The concert began with a statement by the Warden. He explained the missions of the Iowa Medical and Classification Center. Over 500 prisoners pass through the facility in one month. The facility is responsible for processing newly sentenced male and female prisons as well as asses inmates for possible treatment. Every prisoner in the Johnson County Prison System passes through the Oakdale facility at some point or another. The choir is made up of inmates in the General Population. These are men that are at Oakdale for an extended stay. The program featured a few Christmas classics as well as original works composed by the choir members.

After touching and energetic renditions of Beauty Before Me, by Kristopher Erick Lindquist and African Noel, by Andre J. Thomas, the choir performed a premier of two new songs. The lyrics to Sing a Song, and Missing for So Long were composed by Josh, a long time choir member. The lyrics were set to music by both Josh and the choir’s director Dr. Cohen. Before, Sing a Song, Josh came from behind the choir and shared with the audience his inspiration for the song. Josh, as well as many other members of the choir work with Dr. Choen in a song writing workshop. In Josh’s words the song celebrates the choir’s opportunity to “sing together and create together.” “Music is life” Josh explains, and a “song unsung is a life left un-lived.”

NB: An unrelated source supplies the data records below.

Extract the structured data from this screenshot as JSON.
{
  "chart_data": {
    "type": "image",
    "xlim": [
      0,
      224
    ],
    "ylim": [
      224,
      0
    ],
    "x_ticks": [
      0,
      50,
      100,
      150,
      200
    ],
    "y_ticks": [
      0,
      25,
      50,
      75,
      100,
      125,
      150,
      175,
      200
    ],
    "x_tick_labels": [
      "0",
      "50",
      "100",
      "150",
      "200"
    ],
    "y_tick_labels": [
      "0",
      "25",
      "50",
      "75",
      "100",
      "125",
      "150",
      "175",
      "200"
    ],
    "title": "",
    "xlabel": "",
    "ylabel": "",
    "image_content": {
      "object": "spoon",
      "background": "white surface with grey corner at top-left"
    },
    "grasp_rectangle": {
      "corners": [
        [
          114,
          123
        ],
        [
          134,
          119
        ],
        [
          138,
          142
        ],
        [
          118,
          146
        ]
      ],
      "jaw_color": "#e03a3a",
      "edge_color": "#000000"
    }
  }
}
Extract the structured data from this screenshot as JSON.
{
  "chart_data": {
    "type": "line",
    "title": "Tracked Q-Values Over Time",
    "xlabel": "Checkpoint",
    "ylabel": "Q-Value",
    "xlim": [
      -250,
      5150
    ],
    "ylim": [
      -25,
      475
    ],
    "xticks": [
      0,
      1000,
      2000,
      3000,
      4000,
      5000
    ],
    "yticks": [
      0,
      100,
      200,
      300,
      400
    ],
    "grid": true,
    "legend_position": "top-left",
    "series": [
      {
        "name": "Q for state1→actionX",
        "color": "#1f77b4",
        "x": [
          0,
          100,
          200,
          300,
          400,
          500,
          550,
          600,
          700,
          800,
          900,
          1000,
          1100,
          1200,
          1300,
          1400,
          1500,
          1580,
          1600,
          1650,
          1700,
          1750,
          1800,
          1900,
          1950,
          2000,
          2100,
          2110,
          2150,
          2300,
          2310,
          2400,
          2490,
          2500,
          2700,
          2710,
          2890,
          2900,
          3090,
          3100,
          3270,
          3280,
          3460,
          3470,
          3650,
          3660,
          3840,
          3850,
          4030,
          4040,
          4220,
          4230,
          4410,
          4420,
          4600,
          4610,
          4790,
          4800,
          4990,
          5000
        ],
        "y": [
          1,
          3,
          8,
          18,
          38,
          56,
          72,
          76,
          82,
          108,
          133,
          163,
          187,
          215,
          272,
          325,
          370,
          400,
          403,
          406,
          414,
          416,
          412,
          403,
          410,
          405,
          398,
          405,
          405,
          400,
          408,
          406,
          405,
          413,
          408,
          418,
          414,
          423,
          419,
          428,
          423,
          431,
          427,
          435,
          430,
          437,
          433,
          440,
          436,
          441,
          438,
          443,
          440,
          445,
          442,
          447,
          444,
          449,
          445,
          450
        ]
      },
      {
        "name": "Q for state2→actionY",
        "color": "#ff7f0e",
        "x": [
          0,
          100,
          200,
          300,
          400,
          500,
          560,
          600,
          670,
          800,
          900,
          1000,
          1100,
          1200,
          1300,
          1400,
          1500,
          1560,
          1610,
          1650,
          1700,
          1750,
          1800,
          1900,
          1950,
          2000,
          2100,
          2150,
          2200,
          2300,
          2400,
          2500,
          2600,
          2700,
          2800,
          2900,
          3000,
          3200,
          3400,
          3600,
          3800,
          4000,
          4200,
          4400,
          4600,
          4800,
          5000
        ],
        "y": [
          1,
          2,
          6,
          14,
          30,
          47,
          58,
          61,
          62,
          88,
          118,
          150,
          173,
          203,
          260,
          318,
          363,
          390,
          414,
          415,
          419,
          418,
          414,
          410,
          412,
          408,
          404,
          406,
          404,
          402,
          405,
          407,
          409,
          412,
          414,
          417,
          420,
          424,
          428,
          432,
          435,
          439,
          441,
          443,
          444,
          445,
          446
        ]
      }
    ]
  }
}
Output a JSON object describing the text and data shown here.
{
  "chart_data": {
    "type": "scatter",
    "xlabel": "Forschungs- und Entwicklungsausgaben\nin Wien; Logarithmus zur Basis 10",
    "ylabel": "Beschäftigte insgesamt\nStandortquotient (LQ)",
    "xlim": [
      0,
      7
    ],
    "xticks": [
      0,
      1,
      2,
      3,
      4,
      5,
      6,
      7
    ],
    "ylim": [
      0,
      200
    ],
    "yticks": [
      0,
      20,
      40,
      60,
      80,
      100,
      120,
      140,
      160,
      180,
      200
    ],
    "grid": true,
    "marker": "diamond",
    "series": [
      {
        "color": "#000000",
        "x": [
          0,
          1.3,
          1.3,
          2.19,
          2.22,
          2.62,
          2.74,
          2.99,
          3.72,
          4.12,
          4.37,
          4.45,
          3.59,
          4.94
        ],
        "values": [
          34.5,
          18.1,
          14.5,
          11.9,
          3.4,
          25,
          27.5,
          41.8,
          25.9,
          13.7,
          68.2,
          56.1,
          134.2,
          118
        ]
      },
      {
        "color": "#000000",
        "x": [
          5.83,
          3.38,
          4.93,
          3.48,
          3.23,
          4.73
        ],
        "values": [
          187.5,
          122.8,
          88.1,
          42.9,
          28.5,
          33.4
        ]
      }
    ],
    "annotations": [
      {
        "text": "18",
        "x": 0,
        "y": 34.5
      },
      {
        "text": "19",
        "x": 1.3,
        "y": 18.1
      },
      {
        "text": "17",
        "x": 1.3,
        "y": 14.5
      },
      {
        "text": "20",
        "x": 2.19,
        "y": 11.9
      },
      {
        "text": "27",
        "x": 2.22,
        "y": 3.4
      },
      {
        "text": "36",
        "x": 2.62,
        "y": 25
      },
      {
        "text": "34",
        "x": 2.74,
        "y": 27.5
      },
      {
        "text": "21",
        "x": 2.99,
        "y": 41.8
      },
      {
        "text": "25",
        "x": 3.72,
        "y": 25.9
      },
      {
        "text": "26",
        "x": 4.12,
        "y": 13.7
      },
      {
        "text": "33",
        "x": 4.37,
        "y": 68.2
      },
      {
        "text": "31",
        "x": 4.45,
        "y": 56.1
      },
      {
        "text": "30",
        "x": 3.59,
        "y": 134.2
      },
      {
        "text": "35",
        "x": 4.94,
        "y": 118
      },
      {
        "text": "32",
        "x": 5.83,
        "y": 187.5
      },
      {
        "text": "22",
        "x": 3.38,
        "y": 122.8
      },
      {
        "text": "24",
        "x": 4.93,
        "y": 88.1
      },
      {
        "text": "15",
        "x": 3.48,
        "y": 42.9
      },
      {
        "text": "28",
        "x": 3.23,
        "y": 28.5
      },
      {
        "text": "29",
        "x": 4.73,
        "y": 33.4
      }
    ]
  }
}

Sing a Song was followed by another one of Josh’s works Missing for So long. I could barely hold back tears as Josh shared is inspiration behind the lyrics. He wrote the lyrics with his two son’s in mind. The song channels his feelings of lose,

“my guiding hand cant help you a-long, its been bound and hidden, missing for so long,”

and his regret at not seeing his son’s grow into men,

“I wish I was there to help you when you fal down, Im sorry i wont be there till your a mans, that was not my plan.”

After each song in the program a few of the choir members would address the audience and introduce their guests. They explained how thankful they were that there friends and family members could share this musical experience with them. This is exactly the inspiration for the song Grain of Sand, With music by Dr. Cohen and lyrics by choir member Perry. The work is a musical metaphor for the prison system. The choir imitates the machine that grinds prisoners through the cyclic gears of rehabilitation. They follow the cycle around and around but to no end. But one Grain of Sand, family members and volunteers, can inspire the prisoners to revaluate there lives through love and unyielding support.

The next song on the program was another original work by Perry. The piece was inspired by a writing prompt from Dr. Cohen. If you could say anything to your younger self what would you say? Another member of the Choir came up and explained what he contemplated as part of the prompt. He considered warning himself about a childhood riddled with abuse and disfunction. In the end he decided to tell his younger self to live his life without regrets and to simply be happy. Dear Younger Me features a delightfully optimistic chorus, “Dear Younger me/ I finally made it through as you an see/ so now i’ll pass on back to you, the things I think will will get us through/ ‘cause we only have one chance at life’s dance/ yes, we only have on chance at life’s dance.” After the performance we learned that the song’s composer, Perry, had been transfered two weeks earlier to another facility. Dr. Cohen expressed her regretts that he couldn’t be there for the premier of his works.

The concert ended with an audience/choir sing -a-long. Never have I been more moved by a performance of Feliz Navidid and a Mean One Mr. Grinch. A performance of Auld Lang Syne was sung in remembrance of all the former members who have moved one to other facilities or been released from the system. The theme of the concert was appropriately named “Winds of Change.” This choir has certainly stirred the winds of change for its artists.

The Oackdale Community choir is currently in its third year of performance. Special thanks to Dr. Cohen and University of Iowa student members, Colin Kraemer, Rose Schmidt, and Catherine Wilson for directing and organizing Oakdale Community choir events.